As usual, my own house has some glass-based construction and so it’s probably not so wise of me to throw stones, but really! Not knowing about lowess is one thing, but knowing about it, then fitting a straight line to nonlinear data, then criticizing someone else for doing it right–that’s a bit much.

4 thoughts on “Lowess is great

  1. But are they doing statistical tests for inference where they only model slope and intercept? If so, maybe it makes sense to only plot what they're testing? I've wondered about this in my own work. If you're not using a GAM or something with a spline in the model structure, should you make a big deal of the nonlinearity by plotting curves in your graphics? Presumably the conclusions in the paper, especially if you've got a model that's more complex than just what you can plot in a single graph, should be based on the strength of the coefficients in the model, not on what you happen to see in a graph plotting marginals?

  2. Voracek and Fisher's conclusions were that, yes, there are trends in these variables over time – the estimated linear trend is depicted in the graphs. While perhaps not optimal, linear regression is a valid method for this form of basic inference, and is at least easily understood.

    Perhaps more importantly, the data is on body shapes of Playboy centerfolds, and comes from the traditionally-jokey Christmas issue of the BMJ. Voracek and Fisher's criticism of lowess (elsewhere) may be bogus, but getting seriously worked up about this example? — that's a bit much.

  3. You see this stuff all over the place though: isn't the idea that there's no reason to fit curves as a straight line is the best linear approximation to the conditional expectation very popular in econometrics at the moment?

  4. Freddy:

    You can see the linear trend using lowess too!
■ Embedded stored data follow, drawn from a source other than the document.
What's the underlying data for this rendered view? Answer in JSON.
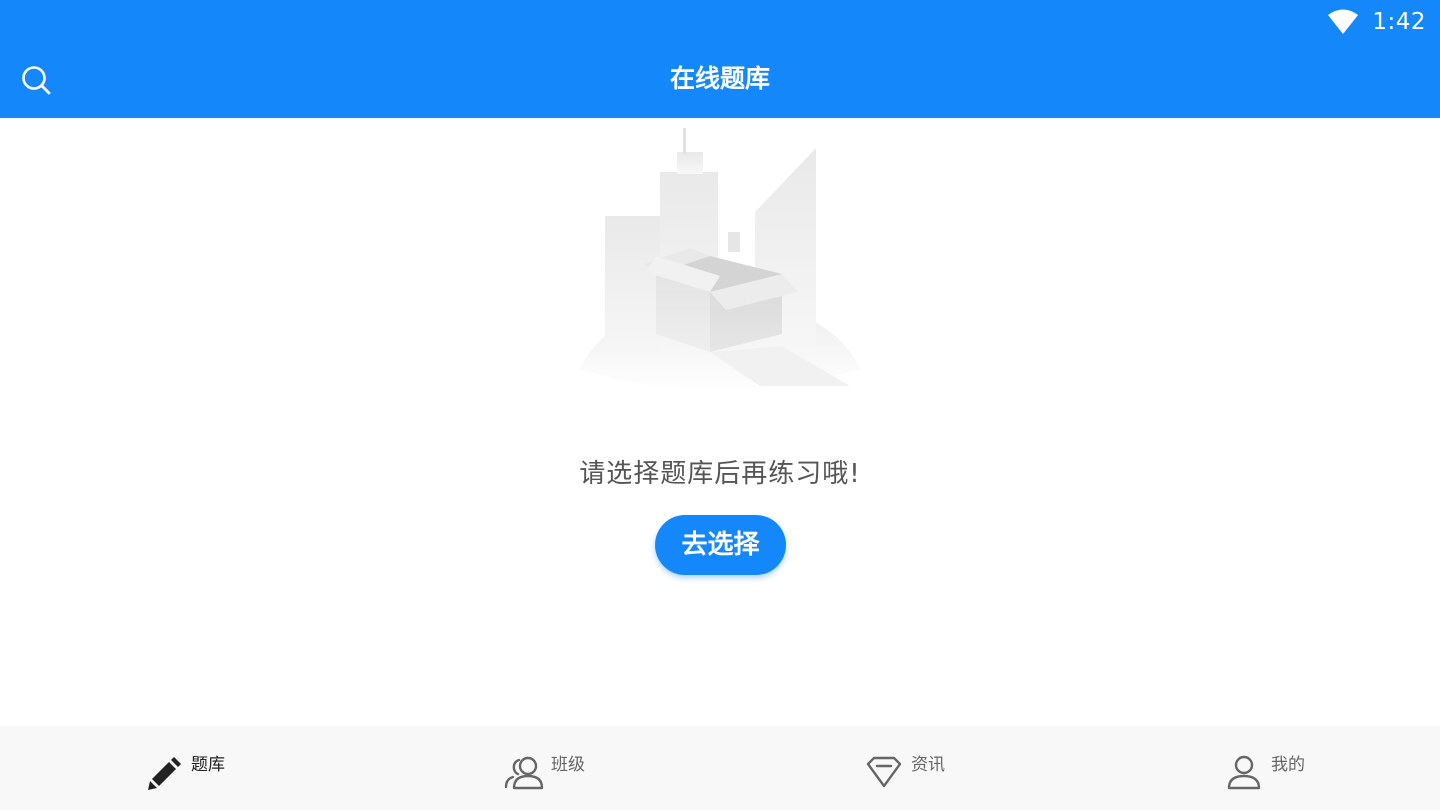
{
  "status_bar": {
    "time": "1:42",
    "wifi_icon": "wifi-icon"
  },
  "header": {
    "title": "在线题库",
    "search_icon": "search-icon",
    "color": "#1488fa"
  },
  "empty_state": {
    "illustration": "empty-box-city-illustration",
    "message": "请选择题库后再练习哦!",
    "button_label": "去选择"
  },
  "bottom_nav": {
    "items": [
      {
        "label": "题库",
        "icon": "pencil-icon",
        "active": true
      },
      {
        "label": "班级",
        "icon": "users-icon",
        "active": false
      },
      {
        "label": "资讯",
        "icon": "diamond-icon",
        "active": false
      },
      {
        "label": "我的",
        "icon": "user-icon",
        "active": false
      }
    ]
  }
}
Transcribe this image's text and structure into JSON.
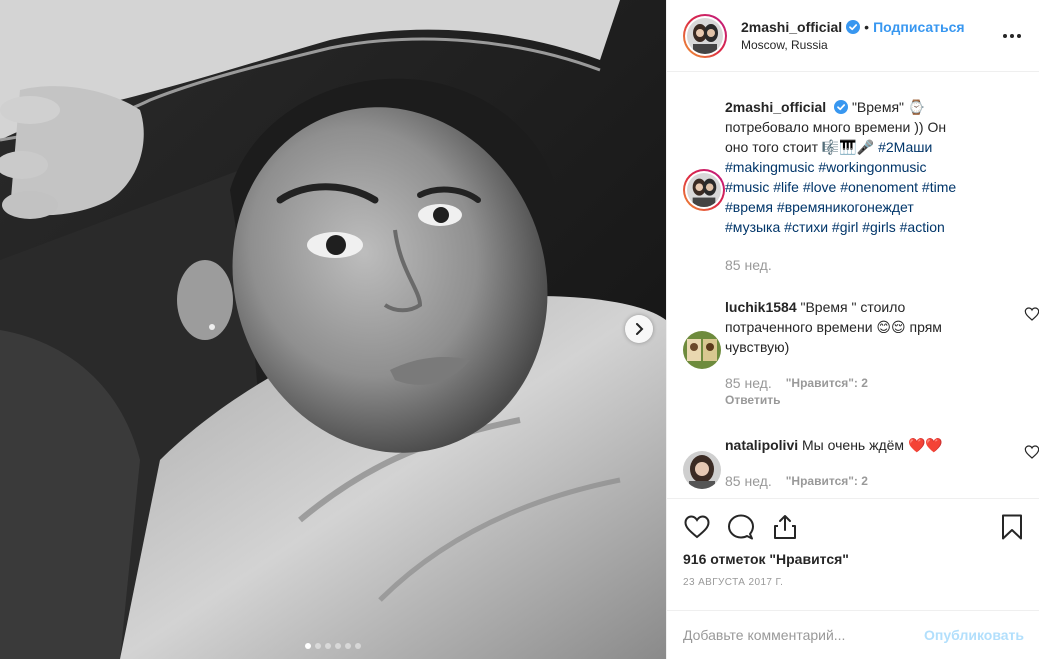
{
  "header": {
    "username": "2mashi_official",
    "separator": "•",
    "follow_label": "Подписаться",
    "location": "Moscow, Russia",
    "more_icon": "ellipsis-icon"
  },
  "caption": {
    "username": "2mashi_official",
    "text": "\"Время\" ⌚ потребовало много времени )) Он оно того стоит 🎼🎹🎤",
    "hashtags": [
      "#2Маши",
      "#makingmusic",
      "#workingonmusic",
      "#music",
      "#life",
      "#love",
      "#onenoment",
      "#time",
      "#время",
      "#времяникогонеждет",
      "#музыка",
      "#стихи",
      "#girl",
      "#girls",
      "#action"
    ],
    "time": "85 нед."
  },
  "comments": [
    {
      "username": "luchik1584",
      "text": "\"Время \" стоило потраченного времени 😊😌 прям чувствую)",
      "time": "85 нед.",
      "likes": "\"Нравится\": 2",
      "reply": "Ответить"
    },
    {
      "username": "natalipolivi",
      "text": "Мы очень ждём ❤️❤️",
      "time": "85 нед.",
      "likes": "\"Нравится\": 2"
    }
  ],
  "actions": {
    "likes_count": "916 отметок \"Нравится\"",
    "date": "23 АВГУСТА 2017 Г."
  },
  "composer": {
    "placeholder": "Добавьте комментарий...",
    "publish_label": "Опубликовать"
  },
  "carousel": {
    "total_slides": 6,
    "active_index": 0
  }
}
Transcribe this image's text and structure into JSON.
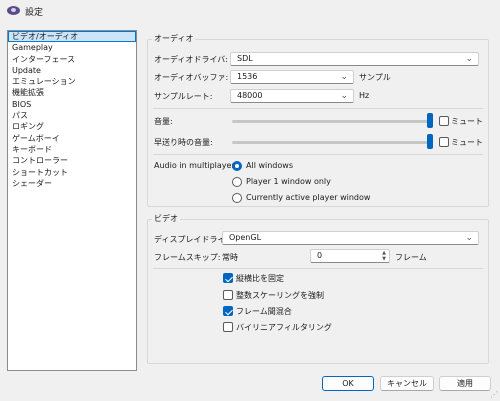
{
  "window": {
    "title": "設定"
  },
  "sidebar": {
    "items": [
      {
        "label": "ビデオ/オーディオ",
        "selected": true
      },
      {
        "label": "Gameplay"
      },
      {
        "label": "インターフェース"
      },
      {
        "label": "Update"
      },
      {
        "label": "エミュレーション"
      },
      {
        "label": "機能拡張"
      },
      {
        "label": "BIOS"
      },
      {
        "label": "パス"
      },
      {
        "label": "ロギング"
      },
      {
        "label": "ゲームボーイ"
      },
      {
        "label": "キーボード"
      },
      {
        "label": "コントローラー"
      },
      {
        "label": "ショートカット"
      },
      {
        "label": "シェーダー"
      }
    ]
  },
  "audio": {
    "title": "オーディオ",
    "driver_label": "オーディオドライバ:",
    "driver_value": "SDL",
    "buffer_label": "オーディオバッファ:",
    "buffer_value": "1536",
    "buffer_unit": "サンプル",
    "samplerate_label": "サンプルレート:",
    "samplerate_value": "48000",
    "samplerate_unit": "Hz",
    "volume_label": "音量:",
    "volume_level": 1.0,
    "ff_volume_label": "早送り時の音量:",
    "ff_volume_level": 1.0,
    "mute_label": "ミュート",
    "multiplayer_label": "Audio in multiplayer:",
    "multiplayer_options": [
      "All windows",
      "Player 1 window only",
      "Currently active player window"
    ],
    "multiplayer_selected": 0
  },
  "video": {
    "title": "ビデオ",
    "display_driver_label": "ディスプレイドライバ:",
    "display_driver_value": "OpenGL",
    "frameskip_label": "フレームスキップ:",
    "frameskip_prefix": "常時",
    "frameskip_value": "0",
    "frameskip_unit": "フレーム",
    "options": [
      {
        "label": "縦横比を固定",
        "checked": true
      },
      {
        "label": "整数スケーリングを強制",
        "checked": false
      },
      {
        "label": "フレーム間混合",
        "checked": true
      },
      {
        "label": "バイリニアフィルタリング",
        "checked": false
      }
    ]
  },
  "buttons": {
    "ok": "OK",
    "cancel": "キャンセル",
    "apply": "適用"
  },
  "colors": {
    "accent": "#0067c0",
    "selection": "#cce4f7"
  }
}
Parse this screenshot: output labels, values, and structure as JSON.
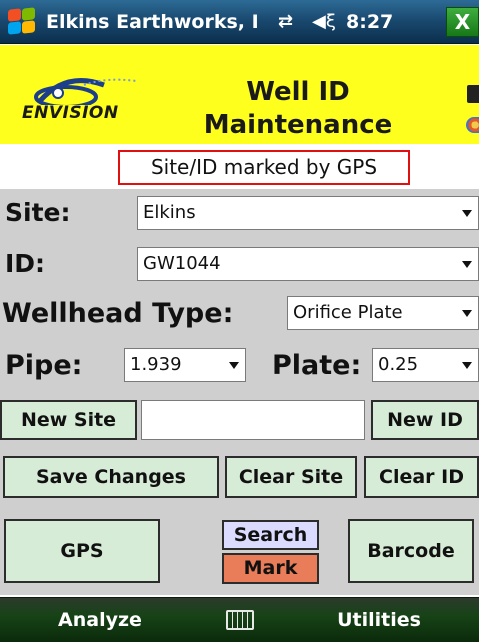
{
  "titlebar": {
    "title": "Elkins Earthworks, I",
    "time": "8:27",
    "close_label": "X",
    "icons": [
      "windows-logo-icon",
      "connectivity-icon",
      "speaker-icon"
    ]
  },
  "header": {
    "logo_text": "ENVISION",
    "title_line1": "Well ID",
    "title_line2": "Maintenance",
    "background": "#ffff1e"
  },
  "status_message": "Site/ID marked by GPS",
  "form": {
    "site_label": "Site:",
    "site_value": "Elkins",
    "id_label": "ID:",
    "id_value": "GW1044",
    "wellhead_label": "Wellhead Type:",
    "wellhead_value": "Orifice Plate",
    "pipe_label": "Pipe:",
    "pipe_value": "1.939",
    "plate_label": "Plate:",
    "plate_value": "0.25",
    "new_entry_value": ""
  },
  "buttons": {
    "new_site": "New Site",
    "new_id": "New ID",
    "save_changes": "Save Changes",
    "clear_site": "Clear Site",
    "clear_id": "Clear ID",
    "gps": "GPS",
    "search": "Search",
    "mark": "Mark",
    "barcode": "Barcode"
  },
  "colors": {
    "button_bg": "#d7ecd7",
    "search_bg": "#dbdbff",
    "mark_bg": "#e97d5a",
    "status_border": "#e01010",
    "form_bg": "#cfcfcf"
  },
  "menubar": {
    "left": "Analyze",
    "right": "Utilities",
    "center_icon": "keyboard-icon"
  }
}
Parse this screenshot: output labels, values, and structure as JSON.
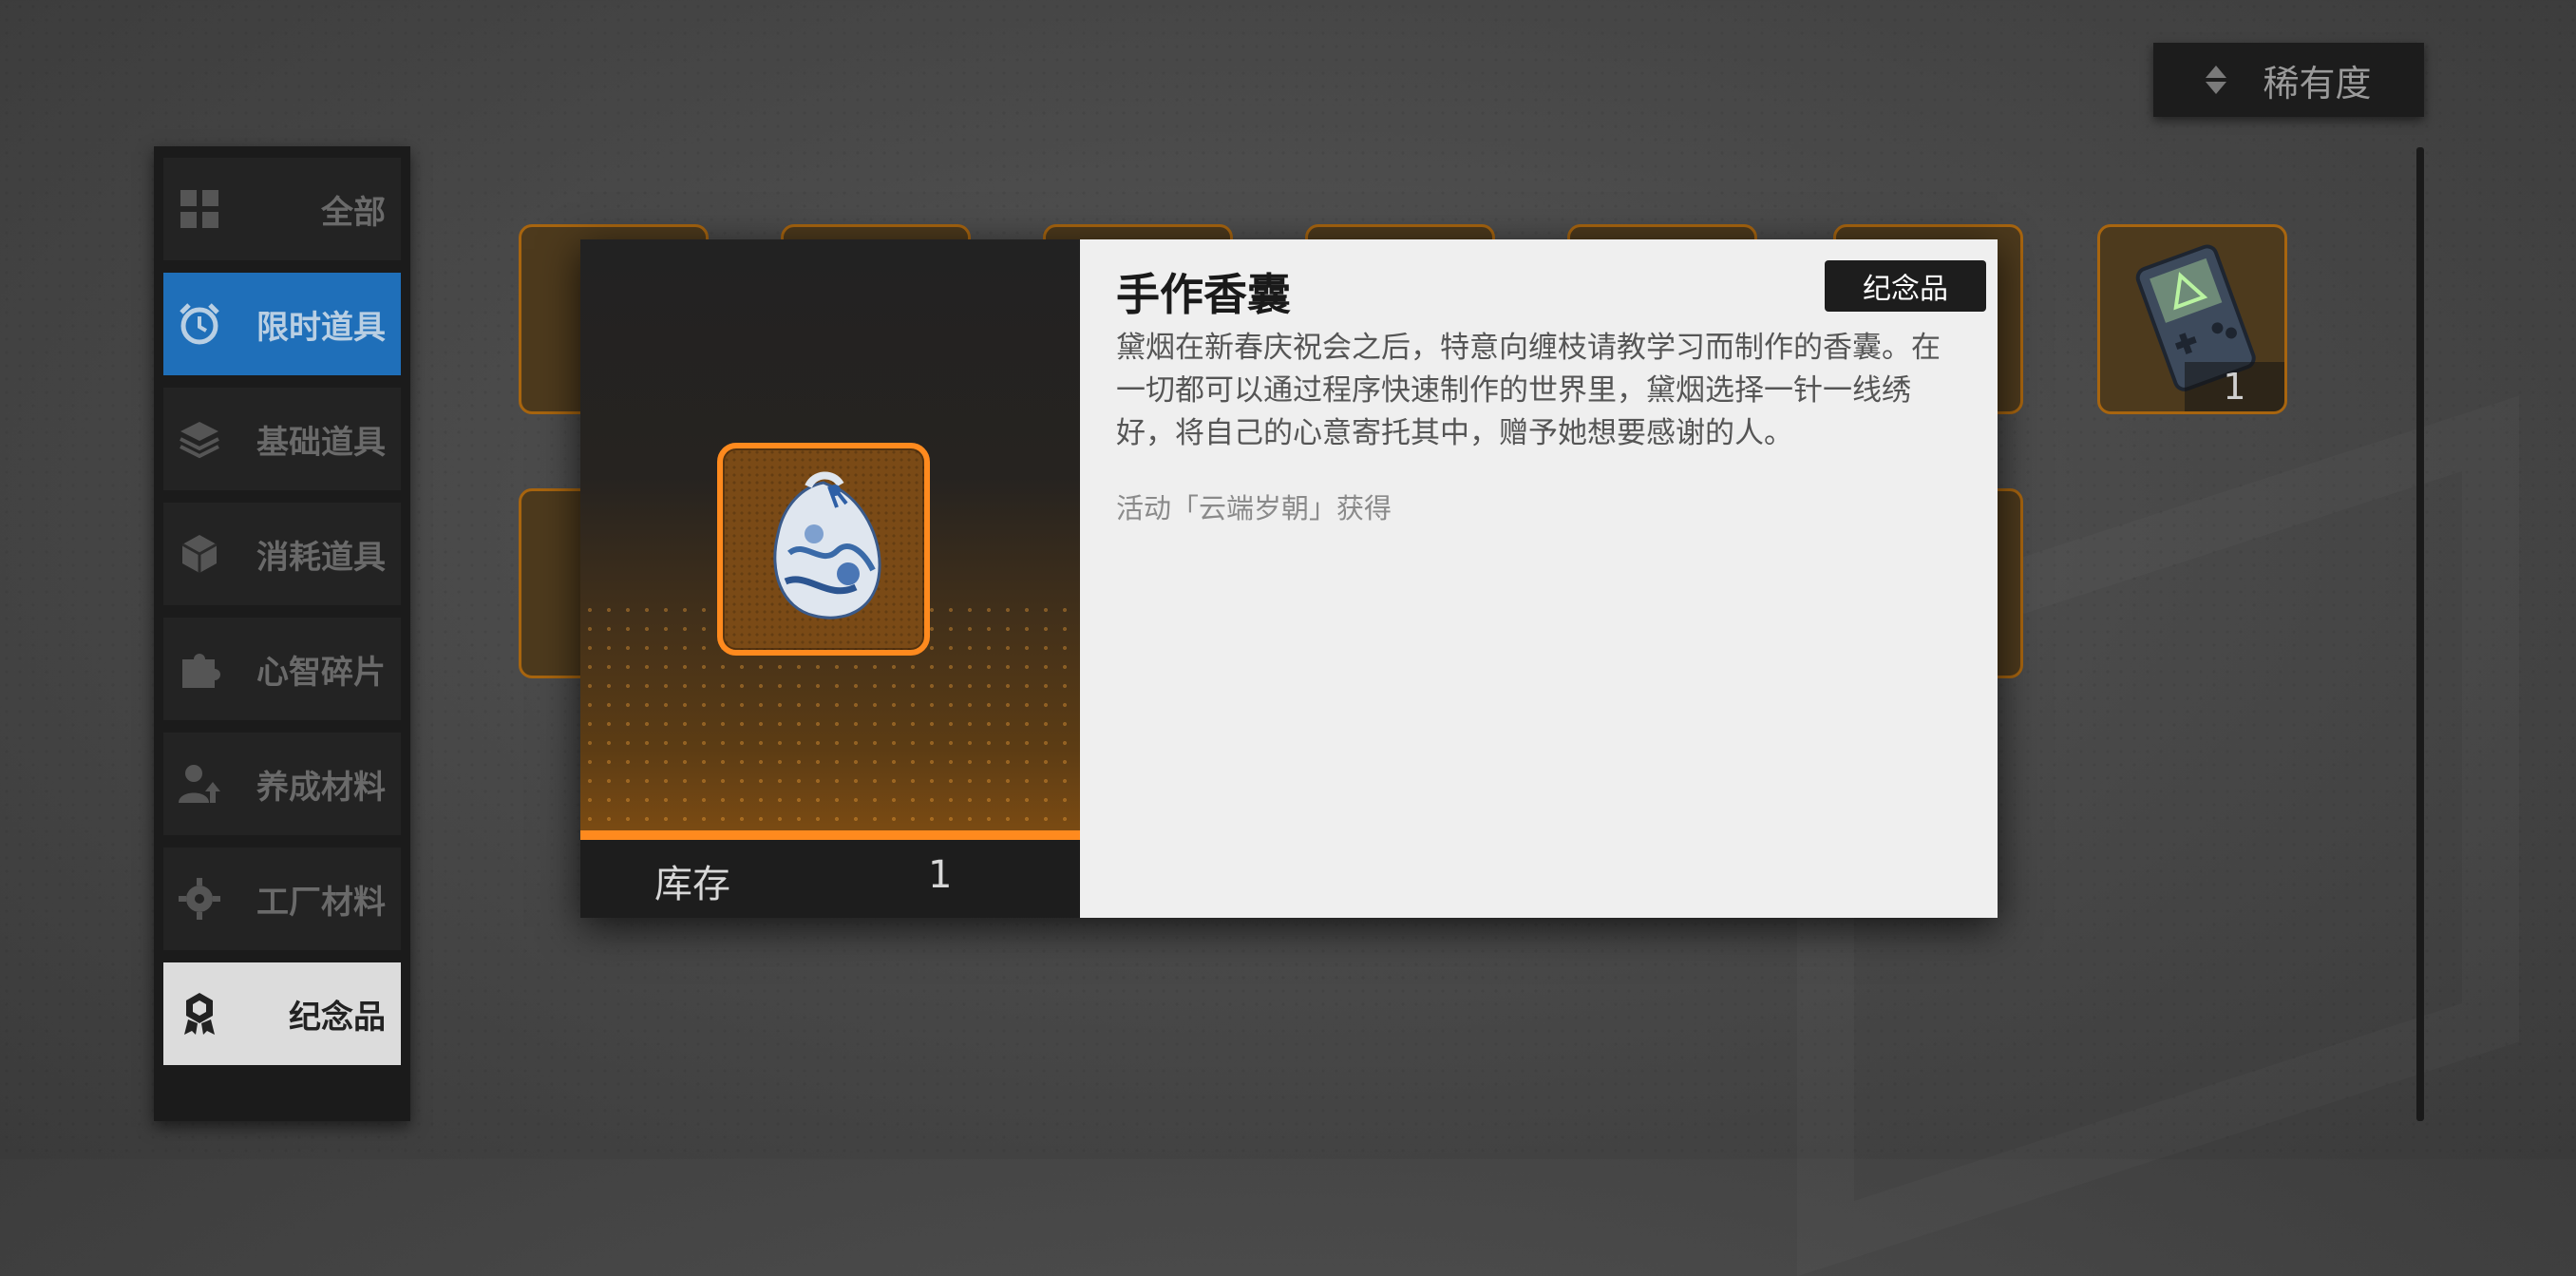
{
  "sort": {
    "label": "稀有度"
  },
  "sidebar": {
    "items": [
      {
        "label": "全部",
        "icon": "grid-icon"
      },
      {
        "label": "限时道具",
        "icon": "alarm-clock-icon"
      },
      {
        "label": "基础道具",
        "icon": "layers-icon"
      },
      {
        "label": "消耗道具",
        "icon": "cube-icon"
      },
      {
        "label": "心智碎片",
        "icon": "puzzle-icon"
      },
      {
        "label": "养成材料",
        "icon": "user-upgrade-icon"
      },
      {
        "label": "工厂材料",
        "icon": "gear-icon"
      },
      {
        "label": "纪念品",
        "icon": "medal-icon"
      }
    ]
  },
  "inventory": {
    "visible_count": "1"
  },
  "item_detail": {
    "title": "手作香囊",
    "badge": "纪念品",
    "description": "黛烟在新春庆祝会之后，特意向缠枝请教学习而制作的香囊。在一切都可以通过程序快速制作的世界里，黛烟选择一针一线绣好，将自己的心意寄托其中，赠予她想要感谢的人。",
    "source": "活动「云端岁朝」获得",
    "stock_label": "库存",
    "stock_value": "1"
  },
  "colors": {
    "accent_orange": "#ff8a1e",
    "active_blue": "#1f6fb9",
    "panel_dark": "#1b1b1b"
  }
}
But I agree that the linear regressions pick up the linear trends just fine.

    My problem with Voracek and Fisher is not with their analysis in that paper. My problem with Voracek and Fisher is their ill-informed attack on lowess in their discussion of Seth Roberts's paper. They were concerned about "the overuse of the loess procedure" but they gave no good reason for their concern. I'm not happy with people who go around criticizing statistical methods for no good reason.